Still, it is equally hard to say that his current venture, Anant Corporation, would be the same company without these two factors so often overlooked by entrepreneurs. Through his journey through both faith and education, Rahul has discovered a new reason to be an entrepreneur, driven by personal ambition rather than the dream of a quick and lucrative exit.
“Purpose placed on the bedrock of faith is part of the reason that I feel that... I am generally much better today as an individual and as a person,” said Rahul. “Because I believe that everything will work out in the end, and that’s not something that just happens. You can’t just believe in your bank account and have that happen.”

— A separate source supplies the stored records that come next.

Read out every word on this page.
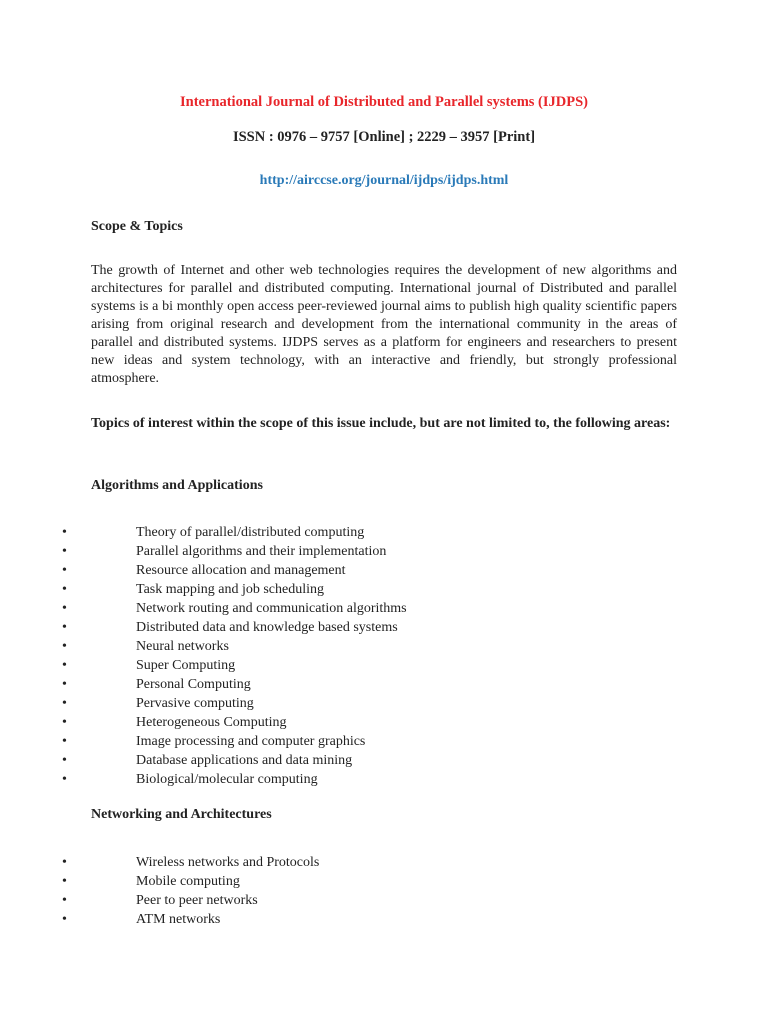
International Journal of Distributed and Parallel systems (IJDPS)
ISSN : 0976 – 9757 [Online] ; 2229 – 3957 [Print]
http://airccse.org/journal/ijdps/ijdps.html
Scope & Topics

The growth of Internet and other web technologies requires the development of new algorithms and architectures for parallel and distributed computing. International journal of Distributed and parallel systems is a bi monthly open access peer-reviewed journal aims to publish high quality scientific papers arising from original research and development from the international community in the areas of parallel and distributed systems. IJDPS serves as a platform for engineers and researchers to present new ideas and system technology, with an interactive and friendly, but strongly professional atmosphere.

Topics of interest within the scope of this issue include, but are not limited to, the following areas:

Algorithms and Applications
•	Theory of parallel/distributed computing
•	Parallel algorithms and their implementation
•	Resource allocation and management
•	Task mapping and job scheduling
•	Network routing and communication algorithms
•	Distributed data and knowledge based systems
•	Neural networks
•	Super Computing
•	Personal Computing
•	Pervasive computing
•	Heterogeneous Computing
•	Image processing and computer graphics
•	Database applications and data mining
•	Biological/molecular computing
Networking and Architectures
•	Wireless networks and Protocols
•	Mobile computing
•	Peer to peer networks
•	ATM networks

If entrepreneurs take a lesson from this story it should be this: the path that works for one might not be the best path for all. After all, most would agree that when it comes to starting a business, the end tends to be more significant than the means of getting there (within certain limits, of course). Yet perhaps even more significant is the recognition that the desired end might be something that is actually beyond the company. What matters is not what kind of experience brings one to this recognition – whether it is personal, or inspired by religion or education – but that this experience helps the entrepreneur view his or her company as a vehicle of change in the world, rather than as the world itself. If, with the help of companies like Anant, we do someday all become entrepreneurs, the adoption of this mindset will make for a bright and exciting future.